Created 04-11-2017 02:34 PM
Dear All,
I am trying to run FPGrowth from MLLib on my transactional data. The example creates the data like this:
#data = [["a", "b", "c"], ["a", "b", "d", "e"], ["a", "c", "e"], ["a", "c", "f"]] #rdd = sc.parallelize(data,2)
But i got a deep table with two integer coloums in my hive table, which i need to prepare. My table looks like this:
+-----------+----------+ |customer_id|product_id| +-----------+----------+ | 370| 154| | 41| 40| | 109| 173|
I retrieve it cast my product id to string:
df = sqlContext.sql("SELECT * from raw_transactions") df = df.withColumn("p",df.product_id.cast("string"))

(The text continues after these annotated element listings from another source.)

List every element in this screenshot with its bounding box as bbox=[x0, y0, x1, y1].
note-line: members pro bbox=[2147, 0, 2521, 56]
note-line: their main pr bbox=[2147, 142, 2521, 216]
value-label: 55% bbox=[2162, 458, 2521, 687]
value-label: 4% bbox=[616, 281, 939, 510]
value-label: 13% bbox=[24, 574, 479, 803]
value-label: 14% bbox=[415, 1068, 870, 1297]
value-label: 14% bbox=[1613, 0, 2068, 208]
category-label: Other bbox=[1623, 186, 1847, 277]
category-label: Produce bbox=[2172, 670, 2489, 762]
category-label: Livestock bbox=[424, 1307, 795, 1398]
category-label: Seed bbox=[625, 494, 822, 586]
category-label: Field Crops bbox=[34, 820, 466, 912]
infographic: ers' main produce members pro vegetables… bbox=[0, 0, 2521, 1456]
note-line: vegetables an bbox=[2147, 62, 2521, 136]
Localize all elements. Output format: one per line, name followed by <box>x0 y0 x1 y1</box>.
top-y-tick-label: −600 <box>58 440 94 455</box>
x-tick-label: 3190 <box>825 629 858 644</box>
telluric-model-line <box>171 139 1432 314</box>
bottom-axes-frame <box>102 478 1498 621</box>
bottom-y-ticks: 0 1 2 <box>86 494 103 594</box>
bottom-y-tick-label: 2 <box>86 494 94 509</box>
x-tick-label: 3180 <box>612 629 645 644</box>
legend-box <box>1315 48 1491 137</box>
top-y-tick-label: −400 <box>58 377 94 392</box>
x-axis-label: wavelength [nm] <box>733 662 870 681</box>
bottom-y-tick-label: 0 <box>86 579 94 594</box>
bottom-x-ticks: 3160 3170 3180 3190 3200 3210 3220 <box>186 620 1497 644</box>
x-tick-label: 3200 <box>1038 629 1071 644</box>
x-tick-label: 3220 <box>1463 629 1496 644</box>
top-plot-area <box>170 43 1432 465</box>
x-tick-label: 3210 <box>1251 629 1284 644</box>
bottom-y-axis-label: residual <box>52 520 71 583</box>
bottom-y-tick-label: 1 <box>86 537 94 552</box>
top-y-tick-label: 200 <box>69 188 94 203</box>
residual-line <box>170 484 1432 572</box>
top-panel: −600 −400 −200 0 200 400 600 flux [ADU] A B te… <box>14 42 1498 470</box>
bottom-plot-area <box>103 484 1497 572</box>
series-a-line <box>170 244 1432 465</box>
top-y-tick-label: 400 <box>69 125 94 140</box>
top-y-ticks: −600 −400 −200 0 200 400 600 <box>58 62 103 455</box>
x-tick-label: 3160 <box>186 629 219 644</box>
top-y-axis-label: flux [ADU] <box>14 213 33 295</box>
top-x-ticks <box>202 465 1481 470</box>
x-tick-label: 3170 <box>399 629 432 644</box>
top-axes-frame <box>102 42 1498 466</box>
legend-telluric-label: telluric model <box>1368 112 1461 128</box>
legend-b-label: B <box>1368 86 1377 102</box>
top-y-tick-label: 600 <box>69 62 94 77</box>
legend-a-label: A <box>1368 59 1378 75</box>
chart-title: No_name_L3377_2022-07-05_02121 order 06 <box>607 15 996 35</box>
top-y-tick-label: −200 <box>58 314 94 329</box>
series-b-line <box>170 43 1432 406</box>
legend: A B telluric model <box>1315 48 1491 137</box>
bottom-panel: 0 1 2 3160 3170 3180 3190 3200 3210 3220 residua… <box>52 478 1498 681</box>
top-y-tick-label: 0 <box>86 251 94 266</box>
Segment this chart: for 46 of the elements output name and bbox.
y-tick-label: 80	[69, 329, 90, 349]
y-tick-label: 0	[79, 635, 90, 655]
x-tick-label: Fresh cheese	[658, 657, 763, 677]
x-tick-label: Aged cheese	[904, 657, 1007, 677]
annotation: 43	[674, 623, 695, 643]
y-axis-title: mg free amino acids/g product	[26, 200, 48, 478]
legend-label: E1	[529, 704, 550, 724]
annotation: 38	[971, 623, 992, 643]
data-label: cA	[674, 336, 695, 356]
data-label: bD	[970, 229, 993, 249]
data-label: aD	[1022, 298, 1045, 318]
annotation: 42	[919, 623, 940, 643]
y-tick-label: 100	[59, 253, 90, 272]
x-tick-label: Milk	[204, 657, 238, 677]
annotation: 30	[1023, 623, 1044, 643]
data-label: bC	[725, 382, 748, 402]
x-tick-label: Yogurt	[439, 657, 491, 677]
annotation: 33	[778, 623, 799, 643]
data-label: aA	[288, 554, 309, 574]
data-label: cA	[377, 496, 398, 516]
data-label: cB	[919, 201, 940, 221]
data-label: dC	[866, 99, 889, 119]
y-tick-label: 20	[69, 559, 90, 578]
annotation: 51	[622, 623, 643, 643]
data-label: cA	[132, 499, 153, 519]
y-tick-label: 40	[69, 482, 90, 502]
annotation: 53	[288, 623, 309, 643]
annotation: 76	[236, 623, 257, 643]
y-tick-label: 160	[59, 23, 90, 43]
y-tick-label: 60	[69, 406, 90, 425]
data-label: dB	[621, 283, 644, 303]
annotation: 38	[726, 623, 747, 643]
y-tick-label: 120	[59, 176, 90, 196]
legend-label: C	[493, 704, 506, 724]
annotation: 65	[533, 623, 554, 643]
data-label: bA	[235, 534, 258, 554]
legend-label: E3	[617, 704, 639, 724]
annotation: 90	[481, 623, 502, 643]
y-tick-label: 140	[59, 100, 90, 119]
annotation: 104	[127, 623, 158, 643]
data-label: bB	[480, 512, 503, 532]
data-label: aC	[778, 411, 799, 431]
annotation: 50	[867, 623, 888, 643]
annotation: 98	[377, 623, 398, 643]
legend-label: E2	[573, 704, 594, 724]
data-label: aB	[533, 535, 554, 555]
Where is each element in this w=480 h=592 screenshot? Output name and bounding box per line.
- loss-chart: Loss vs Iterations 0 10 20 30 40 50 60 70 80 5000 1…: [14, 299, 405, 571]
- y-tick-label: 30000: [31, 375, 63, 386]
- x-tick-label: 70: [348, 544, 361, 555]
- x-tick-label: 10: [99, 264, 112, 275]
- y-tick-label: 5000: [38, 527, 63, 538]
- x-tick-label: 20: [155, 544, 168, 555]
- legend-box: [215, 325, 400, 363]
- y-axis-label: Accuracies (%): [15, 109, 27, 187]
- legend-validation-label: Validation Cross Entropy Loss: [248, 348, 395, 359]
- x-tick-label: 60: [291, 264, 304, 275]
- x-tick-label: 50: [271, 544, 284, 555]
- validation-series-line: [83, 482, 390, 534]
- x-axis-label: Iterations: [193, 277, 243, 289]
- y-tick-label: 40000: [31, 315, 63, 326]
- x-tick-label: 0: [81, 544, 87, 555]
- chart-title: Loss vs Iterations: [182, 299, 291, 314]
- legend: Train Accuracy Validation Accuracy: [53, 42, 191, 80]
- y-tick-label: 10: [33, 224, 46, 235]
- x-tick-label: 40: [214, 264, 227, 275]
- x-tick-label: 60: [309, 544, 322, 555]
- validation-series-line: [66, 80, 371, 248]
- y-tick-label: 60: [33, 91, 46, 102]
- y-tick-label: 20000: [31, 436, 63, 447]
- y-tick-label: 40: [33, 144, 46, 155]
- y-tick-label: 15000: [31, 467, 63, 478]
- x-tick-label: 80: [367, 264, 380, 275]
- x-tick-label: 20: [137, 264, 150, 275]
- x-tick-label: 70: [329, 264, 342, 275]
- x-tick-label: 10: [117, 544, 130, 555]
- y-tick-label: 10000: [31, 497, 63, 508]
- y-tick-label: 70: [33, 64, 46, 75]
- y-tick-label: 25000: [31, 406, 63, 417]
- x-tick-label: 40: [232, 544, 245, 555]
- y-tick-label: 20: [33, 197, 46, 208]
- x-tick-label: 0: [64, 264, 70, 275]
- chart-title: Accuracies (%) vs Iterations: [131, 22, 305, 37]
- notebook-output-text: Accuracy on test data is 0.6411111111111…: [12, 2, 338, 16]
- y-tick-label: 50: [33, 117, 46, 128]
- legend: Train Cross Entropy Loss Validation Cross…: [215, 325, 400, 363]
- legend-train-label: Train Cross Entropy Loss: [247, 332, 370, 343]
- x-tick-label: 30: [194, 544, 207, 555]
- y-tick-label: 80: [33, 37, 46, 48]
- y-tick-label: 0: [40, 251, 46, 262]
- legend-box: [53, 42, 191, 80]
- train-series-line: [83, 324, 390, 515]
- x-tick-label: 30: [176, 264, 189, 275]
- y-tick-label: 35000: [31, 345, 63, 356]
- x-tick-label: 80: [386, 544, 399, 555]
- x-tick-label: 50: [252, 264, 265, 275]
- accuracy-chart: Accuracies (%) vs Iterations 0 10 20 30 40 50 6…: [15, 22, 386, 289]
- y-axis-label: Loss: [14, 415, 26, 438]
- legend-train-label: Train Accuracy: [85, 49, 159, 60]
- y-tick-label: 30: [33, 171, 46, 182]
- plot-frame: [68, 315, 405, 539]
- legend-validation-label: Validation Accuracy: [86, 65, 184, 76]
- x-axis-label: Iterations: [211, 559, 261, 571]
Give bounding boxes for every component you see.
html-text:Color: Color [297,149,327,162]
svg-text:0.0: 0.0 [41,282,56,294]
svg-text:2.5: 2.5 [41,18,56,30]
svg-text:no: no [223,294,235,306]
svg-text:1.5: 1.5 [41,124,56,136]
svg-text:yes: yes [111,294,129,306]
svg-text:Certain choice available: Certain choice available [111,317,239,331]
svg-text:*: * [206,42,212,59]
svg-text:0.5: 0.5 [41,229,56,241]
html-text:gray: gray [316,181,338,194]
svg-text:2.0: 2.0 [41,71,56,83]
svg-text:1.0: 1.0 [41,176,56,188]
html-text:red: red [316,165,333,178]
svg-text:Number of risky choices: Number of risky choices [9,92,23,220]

Afterwards I create a data frame where i concat my products grouped by customer id
g = df.groupBy("customer_id").agg(concat_ws(",",collect_list("p"))).collect() df1 = sqlContext.createDataFrame(g) df1 = df1.withColumnRenamed("concat_ws(,,'collect_list(p))","products").drop("concat_ws(,,'collect_list(p))")
Which Looks like this
DataFrame[customer_id: bigint, products: string] +-----------+--------------------+ |customer_id| products| +-----------+--------------------+ | 31| 1,145| | 231|1,79,172,33,159,1...| | 32| 153| | 232|109,5,19,168,60,1...|
What I am now struggeling to do, is get this comma seperated string of products into a format FPGrowth wants to have it. I try to work with flatMap and split, but i just get various errors.
Any help is very appriciated.
Best,
Martin
Created 04-12-2017 08:40 AM
You don't need to do the whole string conversion and concat steps. Simply try
from pyspark.sql.functions import collect_list, col transactions = df.groupBy("customer_id")\ .agg(collect_list("product_id").alias("product_ids"))\ .rdd\ .map(lambda x: x.product_ids) transactions.collect()
Then
from pyspark.mllib.fpm import FPGrowth model = FPGrowth.train(transactions, 0.2, 10) result = model.freqItemsets().collect() for fi in result: print(fi)
will work
Created 08-03-2017 02:23 PM
Suppose if we have multiple columns in the table shown above like customer Id, product it, timestamp of purchace, price of item etc. Each customer can do multiple transactions and if we need to find a fraudulent customer(different usage pattern than existing customer) based on the transaction patterns of customer(Group by customer Id of all transactions and find similar patterns among them), can we apply pySpark for this?